Overall, this gave StarHub revenue of SG$553 million for the second quarter, a decrease of SG$44.5 million from this time last year.

Looking at the first half, the reading was little better, although equipment sales made a positive contribution, with overall revenue down 1% to SG$1.15 billion.

For its mobile business, StarHub said it added 101,000 post-paid customers and lost 93,000 pre-paid customers compared to last year, with its average revenue per user (ARPU) dropping by SG$5 to SG$40. StarHub had 26% of the Singaporean market at June 30, against 27% a year ago.

It was a similar situation for its broadband business, which increased customers by 38,000 over the preceding twelve months, but ARPU dropped SG$3 to SG$29. StarHub said its ARPU reduction was due to promotional offers to drive additions, and move customers from cable connections to fibre.

The telco saw 64,000 customers leave its Pay TV compared to this time last year, with ARPU down SG$9 to SG$44.

See also: Singapore commits resources to drive 5G, earmarks key verticals for adoption

In its one bright spot, the enterprise segment, StarHub saw its data and internet revenue, as well as revenue from managed services, both drop 6%, while voice revenue jumped by 13%, and cyber security revenue spiked 161%.

Looking at profitability, Starhub saw its second quarter earnings before interest, tax, depreciation, and amortisation (EBITDA) drop 6% to SG$146 million, and net profit collapse by 37% to SG$39 million compared to the last year.
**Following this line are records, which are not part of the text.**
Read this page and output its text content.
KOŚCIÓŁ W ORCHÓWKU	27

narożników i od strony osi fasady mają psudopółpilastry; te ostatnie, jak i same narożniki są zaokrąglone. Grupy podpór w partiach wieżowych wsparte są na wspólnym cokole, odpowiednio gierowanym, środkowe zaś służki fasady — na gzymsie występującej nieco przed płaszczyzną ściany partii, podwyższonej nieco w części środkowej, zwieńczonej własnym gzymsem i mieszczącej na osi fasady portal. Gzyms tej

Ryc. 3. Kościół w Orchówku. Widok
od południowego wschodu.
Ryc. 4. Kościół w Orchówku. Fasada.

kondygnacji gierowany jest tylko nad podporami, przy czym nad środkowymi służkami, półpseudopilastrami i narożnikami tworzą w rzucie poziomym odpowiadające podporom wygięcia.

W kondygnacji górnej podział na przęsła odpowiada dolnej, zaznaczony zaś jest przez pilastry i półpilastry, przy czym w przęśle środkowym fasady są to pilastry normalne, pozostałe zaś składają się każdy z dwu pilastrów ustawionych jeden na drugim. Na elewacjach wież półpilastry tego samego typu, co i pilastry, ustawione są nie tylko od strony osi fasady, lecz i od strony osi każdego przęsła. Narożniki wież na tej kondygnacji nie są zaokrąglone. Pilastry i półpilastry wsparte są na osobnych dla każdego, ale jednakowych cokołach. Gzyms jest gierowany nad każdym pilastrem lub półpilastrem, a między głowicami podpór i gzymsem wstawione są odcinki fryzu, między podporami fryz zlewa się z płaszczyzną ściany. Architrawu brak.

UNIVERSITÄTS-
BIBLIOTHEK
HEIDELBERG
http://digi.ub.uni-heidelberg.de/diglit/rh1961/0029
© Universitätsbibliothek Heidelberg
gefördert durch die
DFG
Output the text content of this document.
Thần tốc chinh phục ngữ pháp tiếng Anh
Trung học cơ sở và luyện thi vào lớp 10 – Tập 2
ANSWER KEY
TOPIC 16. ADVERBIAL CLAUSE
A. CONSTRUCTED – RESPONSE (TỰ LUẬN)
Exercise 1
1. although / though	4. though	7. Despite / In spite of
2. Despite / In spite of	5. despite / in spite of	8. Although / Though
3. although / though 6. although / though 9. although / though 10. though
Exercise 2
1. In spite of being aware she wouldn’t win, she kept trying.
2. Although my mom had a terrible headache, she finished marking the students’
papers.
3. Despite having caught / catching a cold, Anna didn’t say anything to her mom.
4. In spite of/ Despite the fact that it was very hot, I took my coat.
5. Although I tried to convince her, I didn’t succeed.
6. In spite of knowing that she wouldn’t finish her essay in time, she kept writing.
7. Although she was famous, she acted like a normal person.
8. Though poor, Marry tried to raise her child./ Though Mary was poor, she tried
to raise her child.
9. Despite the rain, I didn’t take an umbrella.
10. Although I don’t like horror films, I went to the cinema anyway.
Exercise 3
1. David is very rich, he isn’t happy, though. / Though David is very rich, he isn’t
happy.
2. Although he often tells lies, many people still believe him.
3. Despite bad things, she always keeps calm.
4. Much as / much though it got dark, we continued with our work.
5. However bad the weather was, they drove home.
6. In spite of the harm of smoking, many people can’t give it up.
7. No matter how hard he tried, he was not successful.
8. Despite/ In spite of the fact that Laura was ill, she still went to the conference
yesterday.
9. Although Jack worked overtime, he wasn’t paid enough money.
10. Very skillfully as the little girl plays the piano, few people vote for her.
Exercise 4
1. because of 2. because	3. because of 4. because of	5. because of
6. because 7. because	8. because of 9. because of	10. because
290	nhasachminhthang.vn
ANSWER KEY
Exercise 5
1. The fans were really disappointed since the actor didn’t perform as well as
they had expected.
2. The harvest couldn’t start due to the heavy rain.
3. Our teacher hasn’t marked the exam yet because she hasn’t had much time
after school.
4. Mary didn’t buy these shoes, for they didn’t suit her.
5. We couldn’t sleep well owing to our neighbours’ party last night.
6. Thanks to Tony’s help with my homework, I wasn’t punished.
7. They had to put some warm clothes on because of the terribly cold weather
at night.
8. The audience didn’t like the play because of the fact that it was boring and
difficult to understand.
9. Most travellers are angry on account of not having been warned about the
For the half year, EBITDA was steady at SG$308 million, while net profit was down by 30% to SG$89 million.

Despite its revenue spike, cyber security was a SG$900,000 million drag on profitability compared to a SG$4.1 million profit last year. For the half-year, cyber security lost SG$12 million against its SG$9.2 million profit contribution 12 months ago.

"In 1H2019, we also incurred one-off costs of SG$7 million associated with the migration of cable to fibre," StarHub CEO Peter Kaliaropoulos said.

"Excluding cyber security losses and cable migration cost, our profits in 1H2019, would have been SG$108 million compared to SG$120 million (adjusted) in 1H2018, which is lower by 10.1% YoY."

A headcount reduction by the company saw it reduce its cost of staff by 14% compared to last year. In October, the company said it would slash 300 jobs in non-customer facing functions.

The job cuts formed part of the company's transformation initatives, from which it expect to save SG$210 million over three years from 2019.

In line with its first quarter forecast, StarHub expects revenue to decline by up to 2%.